We had an interesting week in the markets and the last two days were spent on consolidation in the upper end of the profile after the big trend day on 1st of March.
In many ways the big trend day was a game changer and the structure still holds value upwards as long as the region of 5470-82 is protected in the short term.
But let’s step away from the short term and let’s see what the markets are doing over the mid-term with probabilities for the long term scenario.
Here is a weekly chart of the Nifty spot.
It’s a weekly bar chart stretching back to 2250 levels, but for purpose of clarity I have chosen to highlight only the last one year of bars.
If you have been following the markets closely, you would have noted the markets coming back to and falling off from this region where we have closed yesterday.

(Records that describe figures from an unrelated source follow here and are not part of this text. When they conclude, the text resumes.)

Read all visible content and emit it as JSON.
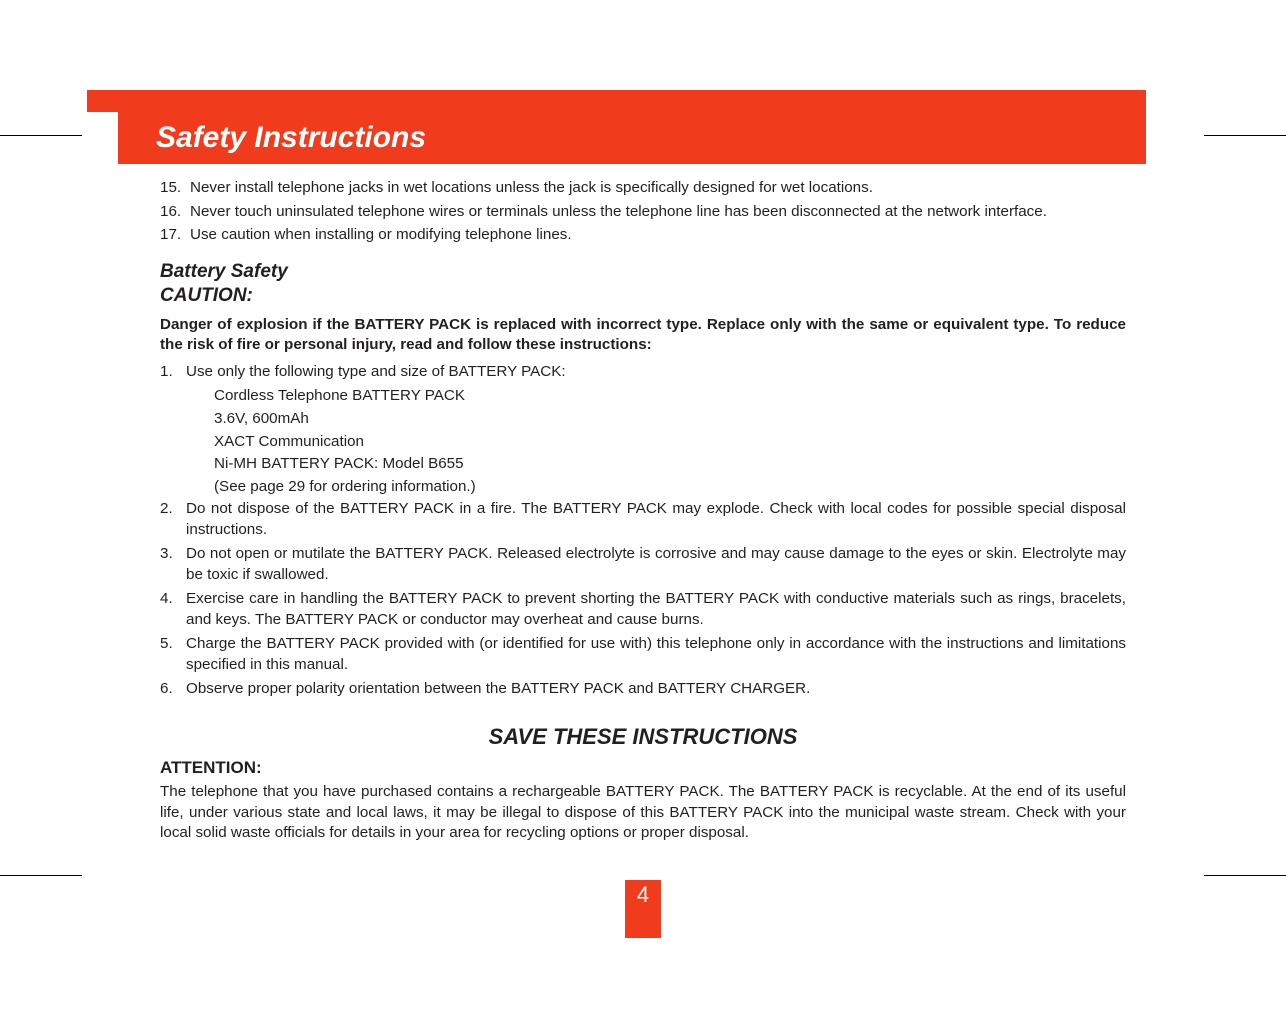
{
  "colors": {
    "primary": "#f03c1c",
    "text": "#231f20",
    "background": "#ffffff",
    "title_text": "#ffffff"
  },
  "typography": {
    "body_fontsize": 15.2,
    "title_fontsize": 30,
    "section_heading_fontsize": 19,
    "save_heading_fontsize": 22,
    "attention_label_fontsize": 17,
    "page_number_fontsize": 22
  },
  "page": {
    "title": "Safety Instructions",
    "number": "4"
  },
  "top_list": [
    {
      "num": "15.",
      "text": "Never install telephone jacks in wet locations unless the jack is specifically designed for wet locations."
    },
    {
      "num": "16.",
      "text": "Never touch uninsulated telephone wires or terminals unless the telephone line has been disconnected at the network interface."
    },
    {
      "num": "17.",
      "text": "Use caution when installing or modifying telephone lines."
    }
  ],
  "battery": {
    "heading_line1": "Battery Safety",
    "heading_line2": "CAUTION:",
    "warning": "Danger of explosion if the BATTERY PACK is replaced with incorrect type. Replace only with the same or equivalent type. To reduce the risk of fire or personal injury, read and follow these instructions:",
    "items": [
      {
        "num": "1.",
        "text": "Use only the following type and size of BATTERY PACK:",
        "sub": [
          "Cordless Telephone BATTERY PACK",
          "3.6V, 600mAh",
          "XACT Communication",
          " Ni-MH BATTERY PACK: Model B655",
          "(See page 29 for ordering information.)"
        ]
      },
      {
        "num": "2.",
        "text": "Do not dispose of the BATTERY PACK in a fire. The BATTERY PACK may explode. Check with local codes for possible special disposal instructions."
      },
      {
        "num": "3.",
        "text": "Do not open or mutilate the BATTERY PACK. Released electrolyte is corrosive and may cause damage to the eyes or skin. Electrolyte may be toxic if swallowed."
      },
      {
        "num": "4.",
        "text": "Exercise care in handling the BATTERY PACK to prevent shorting the BATTERY PACK with conductive materials such as rings, bracelets, and keys. The BATTERY PACK or conductor may overheat and cause burns."
      },
      {
        "num": "5.",
        "text": "Charge the BATTERY PACK provided with (or identified for use with) this telephone only in accordance with the instructions and limitations specified in this manual."
      },
      {
        "num": "6.",
        "text": "Observe proper polarity orientation between the BATTERY PACK and BATTERY CHARGER."
      }
    ]
  },
  "save_heading": "SAVE THESE INSTRUCTIONS",
  "attention": {
    "label": "ATTENTION:",
    "text": "The telephone that you have purchased contains a rechargeable BATTERY PACK. The BATTERY PACK is recyclable. At the end of its useful life, under various state and local laws, it may be illegal to dispose of this BATTERY PACK into the municipal waste stream. Check with your local solid waste officials for details in your area for recycling options or proper disposal."
  }
}
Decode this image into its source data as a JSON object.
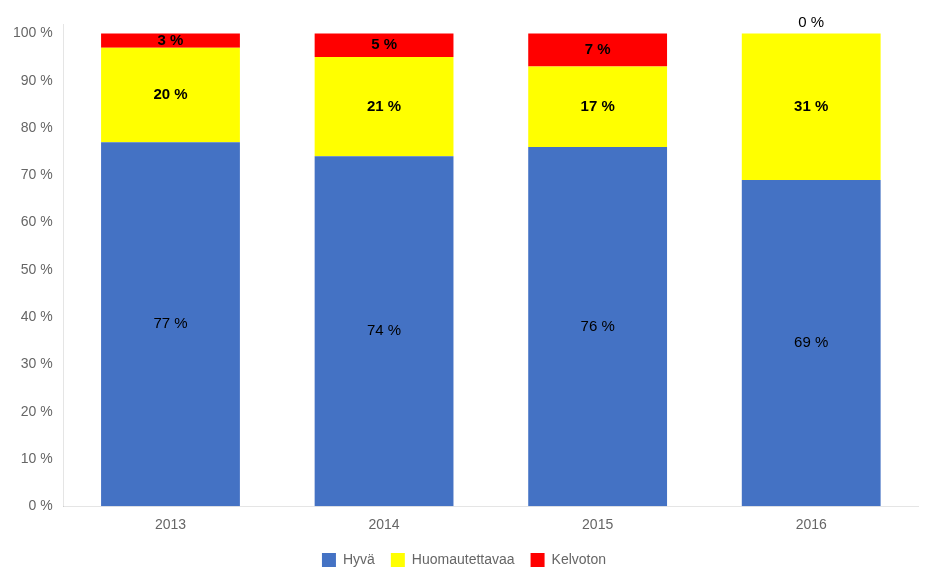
{
  "chart_data": {
    "type": "bar",
    "categories": [
      "2013",
      "2014",
      "2015",
      "2016"
    ],
    "series": [
      {
        "name": "Hyvä",
        "color": "#4472C4",
        "values": [
          77,
          74,
          76,
          69
        ],
        "value_labels": [
          "77 %",
          "74 %",
          "76 %",
          "69 %"
        ]
      },
      {
        "name": "Huomautettavaa",
        "color": "#FFFF00",
        "values": [
          20,
          21,
          17,
          31
        ],
        "value_labels": [
          "20 %",
          "21 %",
          "17 %",
          "31 %"
        ]
      },
      {
        "name": "Kelvoton",
        "color": "#FF0000",
        "values": [
          3,
          5,
          7,
          0
        ],
        "value_labels": [
          "3 %",
          "5 %",
          "7 %",
          "0 %"
        ]
      }
    ],
    "stacked": true,
    "ylim": [
      0,
      102
    ],
    "yticks": [
      {
        "value": 0,
        "label": "0 %"
      },
      {
        "value": 10,
        "label": "10 %"
      },
      {
        "value": 20,
        "label": "20 %"
      },
      {
        "value": 30,
        "label": "30 %"
      },
      {
        "value": 40,
        "label": "40 %"
      },
      {
        "value": 50,
        "label": "50 %"
      },
      {
        "value": 60,
        "label": "60 %"
      },
      {
        "value": 70,
        "label": "70 %"
      },
      {
        "value": 80,
        "label": "80 %"
      },
      {
        "value": 90,
        "label": "90 %"
      },
      {
        "value": 100,
        "label": "100 %"
      }
    ],
    "grid": false,
    "legend": "bottom",
    "data_labels": true
  }
}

On a monthly time frame, this area ( point 1) is the high value zone for the entire up move from 2252 to 6338 and there is good reason to believe that if we close march series above this level we will be back on our ways to previous highs and maybe more.
Also around this zone is the developing weekly value ( point 2 at 5524) for the downtrend which has been in place from November last year.
So for the medium term, if we cross these levels (5550) , it should bring 5900 ( point 4) eventually.
Let’s turn to the short term profile.
We’ll look at the march future.
The profile chart shows :
a) a seller at the top near 5610 levels. This seller on 18th Feb at the same level had dropped the market to 5230 by the 25th ( one week)
b) short term support is 5472-93 below which we will see 5377/ 5340.
c) If the single print and 5646 is taken out, this market can race upto 5805 in no time.